Entre todos os monstros que lá trabalham o mais assustador é James P. Sullivan, um grande e intimidador monstro de pelo azul e chifres, que é chamado de Sully por seus amigos. Seu assistente é Mike Wazowski, um pequeno ser de um olho só com quem tem por missão assustar as crianças, que são consideradas tóxicas pelos monstros e cujo contato com eles seria catastrófico para seu mundo.
Contudo, ao visitar o mundo dos humanos a trabalho, Mike e Sully conhecem a garotinha Boo. Ela acaba sem querer indo parar no mundo dos monstros e causando muito pânico e a maior confusão por lá.
A história do filme é uma linda metáfora do ambiente corporativo tradicional. Profissionais competindo para gerar o maior resultado e comprometidos a entregar o melhor de si para a sua organização. A princípio, ninguém questiona o fato de que assustam criancinhas para a geração de energia. Quando uma dessas crianças acidentalmente vai parar no mundo dos monstros, o medo se instala coletivamente entre eles.
Falando em pânico e voltando para a nossa dimensão, a Associação Brasileira de Psiquiatria (ABP) em parceria com o Conselho Federal de Medicina, desde 2014, organiza o Setembro Amarelo, para disseminar uma campanha nacional de prevenção ao suicídio. Desde 2003, a Associação Internacional para a Prevenção do Suicídio (IASP), em colaboração com a Organização Mundial da Saúde (OMS), promove no dia 10/09 o Dia Mundial de Prevenção ao Suicídio.
Além de ser um momento de conscientização quanto à importância da prevenção ao suicídio, o Setembro Amarelo é uma excelente oportunidade para as empresas falarem e agirem para a promoção da saúde mental. Porque isso impacta diretamente no bem-estar e na qualidade de vida dos colaboradores.

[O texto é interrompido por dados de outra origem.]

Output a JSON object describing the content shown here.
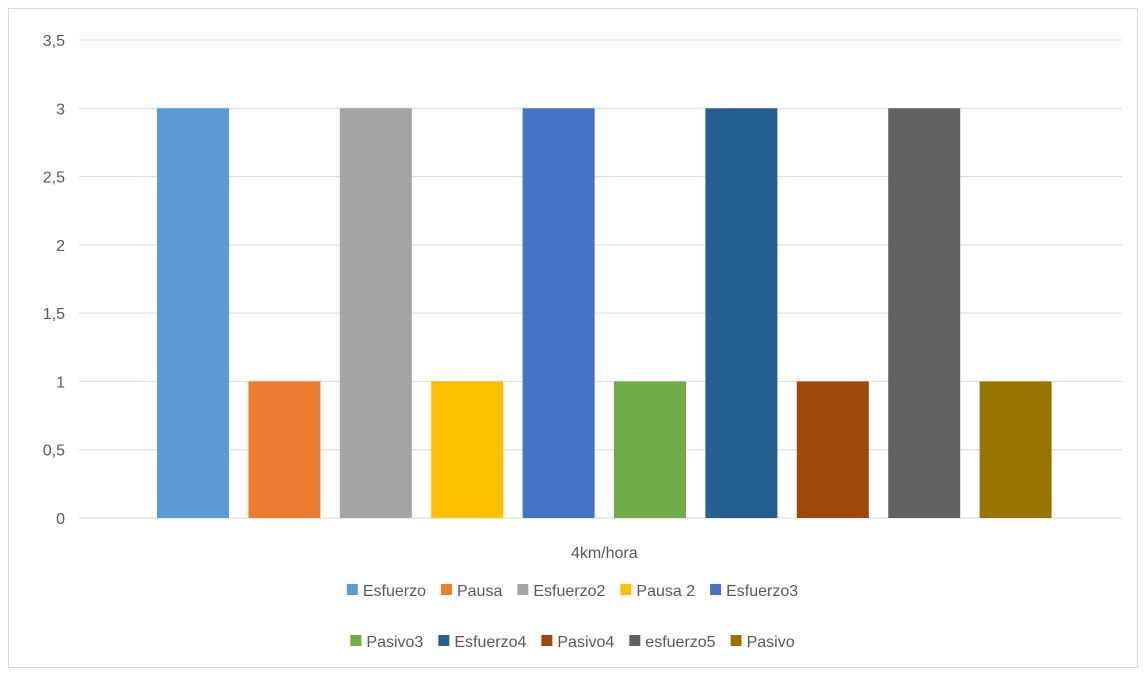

Um estudo realizado pela Universidade do Estado do Rio de Janeiro (UERJ) e publicado pela revista The Lancet revelou que a mudança brusca de rotina que a pandemia causou na vida e no trabalho das pessoas trouxe impactos também para a saúde mental.
De acordo com o artigo, os casos de depressão aumentaram 90%. Além disso, o número de pessoas que relataram sintomas como crise de ansiedade e estresse agudo mais que dobrou entre os meses de março e abril deste ano.
Os problemas de saúde mental no trabalho estão ligados a três pilares: tempo, espaço e condições. Ao analisar o tempo, percebe-se uma ausência de limites entre trabalho e vida pessoal e o entrecruzamento do trabalho com as atividades domésticas. As questões das desigualdades sociais se destacam em que os espaços físicos foram transferidos para redes sociais e plataformas virtuais. O terceiro pilar é a condição de trabalho remoto que tem sido um grande desafio. Além disso a retomada das atividades presenciais e a garantia da convivência segura.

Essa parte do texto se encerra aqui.